The concept of “defense in depth” turned into a nightmare created by the Afghan Taliban because of its dalliance with the al Qaeda. But the concept still finds favor with Pakistan’s political and military establishment. As the US proceeds with withdrawal of its troops from Afghanistan by the end of 2014, the prospect of Taliban once again capturing power in Afghanistan and beholden to Pakistan for sheltering its top leadership, the idea of “strategic depth” in Afghanistan might once again become attractive.

But it might turn out to be as deceptive as before. Islamabad might find again that a Taliban regime would like to pursue its own agenda. As Tariq Ali has recently commented in the London Review of Books, as part of a review of two books on Afghanistan: “…Gradually, Mullah Omar’s government gained autonomy from its patrons in Islamabad and even engaged in friendly negotiations with US oil companies. But its Wahhabi connections proved fatal. The rest we know.” This time, it might take the form of supporting the Pakistani Taliban against the state. Their ideological affinity to promote and impose a Wahhabi version of Islam on both Afghanistan and Pakistan is a dreadful prospect.

Pakistan, therefore, needs to rethink the country’s ethos and identity. It is true that Pakistan was created to ensure a secure future for the subcontinent’s Muslim population from a Hindu-majority India. But it hasn’t worked like that. It has simply externalized that sense of insecurity. True, the younger generations of people on both sides have very little or no experience of the violence and forced migration of communities that followed partition. But the narrative of that experience by elders and school/university textbooks has, in some ways, deepened the chasm.

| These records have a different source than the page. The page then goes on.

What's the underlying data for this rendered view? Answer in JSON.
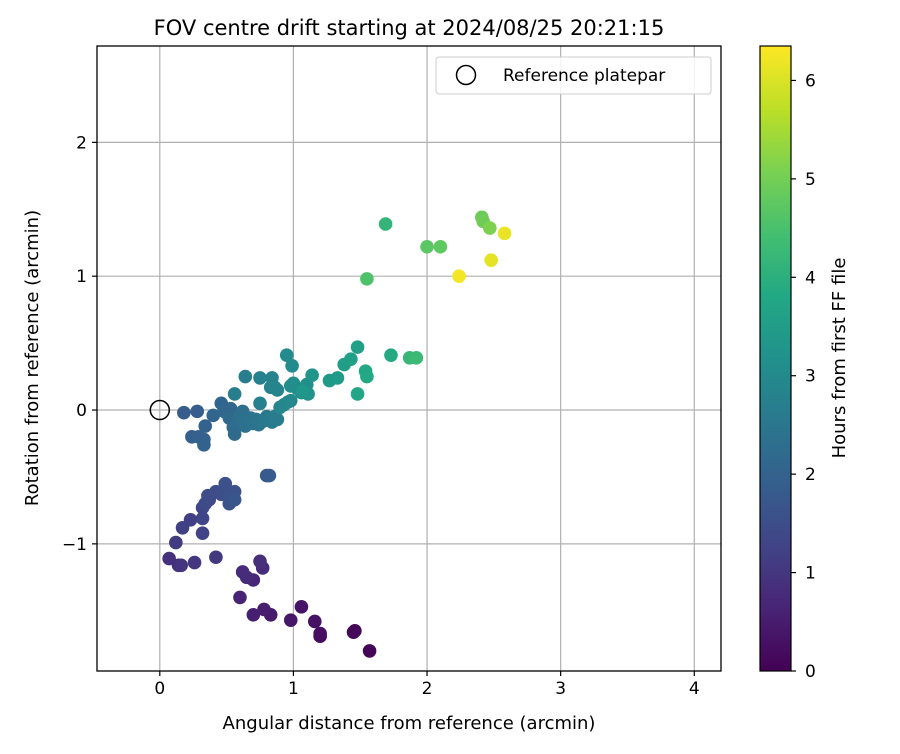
{
  "chart_data": {
    "type": "scatter",
    "title": "FOV centre drift starting at 2024/08/25 20:21:15",
    "xlabel": "Angular distance from reference (arcmin)",
    "ylabel": "Rotation from reference (arcmin)",
    "xlim": [
      -0.47,
      4.2
    ],
    "ylim": [
      -1.95,
      2.72
    ],
    "xticks": [
      0,
      1,
      2,
      3,
      4
    ],
    "xtick_labels": [
      "0",
      "1",
      "2",
      "3",
      "4"
    ],
    "yticks": [
      -1,
      0,
      1,
      2
    ],
    "ytick_labels": [
      "−1",
      "0",
      "1",
      "2"
    ],
    "grid": true,
    "legend": {
      "placement": "top-right",
      "entries": [
        {
          "label": "Reference platepar",
          "marker": "hollow-circle"
        }
      ]
    },
    "reference_point": {
      "x": 0,
      "y": 0
    },
    "colorbar": {
      "label": "Hours from first FF file",
      "range": [
        0,
        6.35
      ],
      "ticks": [
        0,
        1,
        2,
        3,
        4,
        5,
        6
      ],
      "tick_labels": [
        "0",
        "1",
        "2",
        "3",
        "4",
        "5",
        "6"
      ],
      "colormap": "viridis"
    },
    "points": [
      {
        "x": 1.57,
        "y": -1.8,
        "c": 0.05
      },
      {
        "x": 1.45,
        "y": -1.66,
        "c": 0.1
      },
      {
        "x": 1.46,
        "y": -1.65,
        "c": 0.1
      },
      {
        "x": 1.2,
        "y": -1.69,
        "c": 0.2
      },
      {
        "x": 1.2,
        "y": -1.67,
        "c": 0.25
      },
      {
        "x": 1.16,
        "y": -1.58,
        "c": 0.3
      },
      {
        "x": 1.06,
        "y": -1.47,
        "c": 0.35
      },
      {
        "x": 0.98,
        "y": -1.57,
        "c": 0.4
      },
      {
        "x": 0.83,
        "y": -1.53,
        "c": 0.45
      },
      {
        "x": 0.78,
        "y": -1.49,
        "c": 0.5
      },
      {
        "x": 0.7,
        "y": -1.53,
        "c": 0.55
      },
      {
        "x": 0.6,
        "y": -1.4,
        "c": 0.6
      },
      {
        "x": 0.7,
        "y": -1.27,
        "c": 0.7
      },
      {
        "x": 0.65,
        "y": -1.25,
        "c": 0.75
      },
      {
        "x": 0.62,
        "y": -1.21,
        "c": 0.8
      },
      {
        "x": 0.77,
        "y": -1.18,
        "c": 0.8
      },
      {
        "x": 0.75,
        "y": -1.13,
        "c": 0.85
      },
      {
        "x": 0.07,
        "y": -1.11,
        "c": 0.9
      },
      {
        "x": 0.14,
        "y": -1.16,
        "c": 0.9
      },
      {
        "x": 0.16,
        "y": -1.16,
        "c": 0.95
      },
      {
        "x": 0.26,
        "y": -1.14,
        "c": 1.0
      },
      {
        "x": 0.42,
        "y": -1.1,
        "c": 1.05
      },
      {
        "x": 0.12,
        "y": -0.99,
        "c": 1.1
      },
      {
        "x": 0.17,
        "y": -0.88,
        "c": 1.2
      },
      {
        "x": 0.23,
        "y": -0.82,
        "c": 1.2
      },
      {
        "x": 0.32,
        "y": -0.92,
        "c": 1.25
      },
      {
        "x": 0.32,
        "y": -0.81,
        "c": 1.3
      },
      {
        "x": 0.32,
        "y": -0.73,
        "c": 1.35
      },
      {
        "x": 0.34,
        "y": -0.7,
        "c": 1.4
      },
      {
        "x": 0.37,
        "y": -0.67,
        "c": 1.4
      },
      {
        "x": 0.36,
        "y": -0.64,
        "c": 1.45
      },
      {
        "x": 0.42,
        "y": -0.61,
        "c": 1.5
      },
      {
        "x": 0.46,
        "y": -0.63,
        "c": 1.5
      },
      {
        "x": 0.49,
        "y": -0.55,
        "c": 1.55
      },
      {
        "x": 0.52,
        "y": -0.64,
        "c": 1.6
      },
      {
        "x": 0.56,
        "y": -0.61,
        "c": 1.6
      },
      {
        "x": 0.52,
        "y": -0.7,
        "c": 1.65
      },
      {
        "x": 0.56,
        "y": -0.67,
        "c": 1.7
      },
      {
        "x": 0.8,
        "y": -0.49,
        "c": 1.75
      },
      {
        "x": 0.82,
        "y": -0.49,
        "c": 1.8
      },
      {
        "x": 0.18,
        "y": -0.02,
        "c": 1.85
      },
      {
        "x": 0.28,
        "y": -0.01,
        "c": 1.85
      },
      {
        "x": 0.24,
        "y": -0.2,
        "c": 1.9
      },
      {
        "x": 0.29,
        "y": -0.2,
        "c": 1.95
      },
      {
        "x": 0.33,
        "y": -0.22,
        "c": 1.95
      },
      {
        "x": 0.33,
        "y": -0.26,
        "c": 2.0
      },
      {
        "x": 0.34,
        "y": -0.12,
        "c": 2.0
      },
      {
        "x": 0.4,
        "y": -0.04,
        "c": 2.05
      },
      {
        "x": 0.46,
        "y": 0.05,
        "c": 2.05
      },
      {
        "x": 0.48,
        "y": -0.01,
        "c": 2.1
      },
      {
        "x": 0.53,
        "y": 0.01,
        "c": 2.1
      },
      {
        "x": 0.52,
        "y": -0.06,
        "c": 2.15
      },
      {
        "x": 0.55,
        "y": -0.13,
        "c": 2.2
      },
      {
        "x": 0.56,
        "y": -0.18,
        "c": 2.2
      },
      {
        "x": 0.58,
        "y": -0.09,
        "c": 2.25
      },
      {
        "x": 0.6,
        "y": -0.05,
        "c": 2.3
      },
      {
        "x": 0.62,
        "y": -0.01,
        "c": 2.3
      },
      {
        "x": 0.64,
        "y": -0.12,
        "c": 2.35
      },
      {
        "x": 0.66,
        "y": -0.08,
        "c": 2.35
      },
      {
        "x": 0.68,
        "y": -0.06,
        "c": 2.4
      },
      {
        "x": 0.7,
        "y": -0.1,
        "c": 2.45
      },
      {
        "x": 0.72,
        "y": -0.07,
        "c": 2.45
      },
      {
        "x": 0.74,
        "y": -0.11,
        "c": 2.5
      },
      {
        "x": 0.76,
        "y": -0.09,
        "c": 2.5
      },
      {
        "x": 0.78,
        "y": -0.08,
        "c": 2.55
      },
      {
        "x": 0.8,
        "y": -0.05,
        "c": 2.55
      },
      {
        "x": 0.82,
        "y": -0.07,
        "c": 2.6
      },
      {
        "x": 0.84,
        "y": -0.09,
        "c": 2.6
      },
      {
        "x": 0.86,
        "y": -0.05,
        "c": 2.65
      },
      {
        "x": 0.88,
        "y": -0.07,
        "c": 2.65
      },
      {
        "x": 0.64,
        "y": 0.25,
        "c": 2.7
      },
      {
        "x": 0.56,
        "y": 0.12,
        "c": 2.7
      },
      {
        "x": 0.75,
        "y": 0.05,
        "c": 2.75
      },
      {
        "x": 0.75,
        "y": 0.24,
        "c": 2.75
      },
      {
        "x": 0.84,
        "y": 0.24,
        "c": 2.8
      },
      {
        "x": 0.83,
        "y": 0.17,
        "c": 2.8
      },
      {
        "x": 0.86,
        "y": 0.17,
        "c": 2.85
      },
      {
        "x": 0.88,
        "y": 0.15,
        "c": 2.85
      },
      {
        "x": 0.9,
        "y": 0.02,
        "c": 2.9
      },
      {
        "x": 0.93,
        "y": 0.04,
        "c": 2.9
      },
      {
        "x": 0.96,
        "y": 0.06,
        "c": 2.95
      },
      {
        "x": 0.98,
        "y": 0.07,
        "c": 2.95
      },
      {
        "x": 0.95,
        "y": 0.41,
        "c": 3.0
      },
      {
        "x": 0.99,
        "y": 0.33,
        "c": 3.0
      },
      {
        "x": 0.98,
        "y": 0.18,
        "c": 3.05
      },
      {
        "x": 1.0,
        "y": 0.2,
        "c": 3.05
      },
      {
        "x": 1.03,
        "y": 0.16,
        "c": 3.1
      },
      {
        "x": 1.06,
        "y": 0.13,
        "c": 3.1
      },
      {
        "x": 1.1,
        "y": 0.19,
        "c": 3.15
      },
      {
        "x": 1.11,
        "y": 0.12,
        "c": 3.2
      },
      {
        "x": 1.14,
        "y": 0.26,
        "c": 3.25
      },
      {
        "x": 1.07,
        "y": 0.14,
        "c": 3.3
      },
      {
        "x": 1.27,
        "y": 0.22,
        "c": 3.4
      },
      {
        "x": 1.33,
        "y": 0.24,
        "c": 3.45
      },
      {
        "x": 1.38,
        "y": 0.34,
        "c": 3.5
      },
      {
        "x": 1.43,
        "y": 0.38,
        "c": 3.55
      },
      {
        "x": 1.48,
        "y": 0.47,
        "c": 3.6
      },
      {
        "x": 1.48,
        "y": 0.12,
        "c": 3.75
      },
      {
        "x": 1.54,
        "y": 0.29,
        "c": 3.8
      },
      {
        "x": 1.55,
        "y": 0.25,
        "c": 3.8
      },
      {
        "x": 1.73,
        "y": 0.41,
        "c": 3.85
      },
      {
        "x": 1.87,
        "y": 0.39,
        "c": 4.2
      },
      {
        "x": 1.92,
        "y": 0.39,
        "c": 4.3
      },
      {
        "x": 1.69,
        "y": 1.39,
        "c": 4.15
      },
      {
        "x": 1.55,
        "y": 0.98,
        "c": 4.55
      },
      {
        "x": 2.0,
        "y": 1.22,
        "c": 4.7
      },
      {
        "x": 2.1,
        "y": 1.22,
        "c": 4.75
      },
      {
        "x": 2.41,
        "y": 1.44,
        "c": 4.9
      },
      {
        "x": 2.42,
        "y": 1.41,
        "c": 4.95
      },
      {
        "x": 2.47,
        "y": 1.36,
        "c": 5.1
      },
      {
        "x": 2.58,
        "y": 1.32,
        "c": 6.15
      },
      {
        "x": 2.24,
        "y": 1.0,
        "c": 6.25
      },
      {
        "x": 2.48,
        "y": 1.12,
        "c": 6.1
      }
    ]
  }
}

Pakistan’s Taliban insurgency is not only widening the gulf, but also threatening the state. Pakistan’s establishment might re-think its founding ideology as a counter to a Hindu-majority India. Its negative formulation tends to cast it into a state of permanent insecurity and threat from India to the point that it can’t even see the serious danger it is facing from within. For sure, it will be controversial after so many years. But there is need to think outside the box of permanent hostility between India and Pakistan, because it hasn’t served the people’s interest. Besides, there is need for a new vision and a new direction in its national affairs.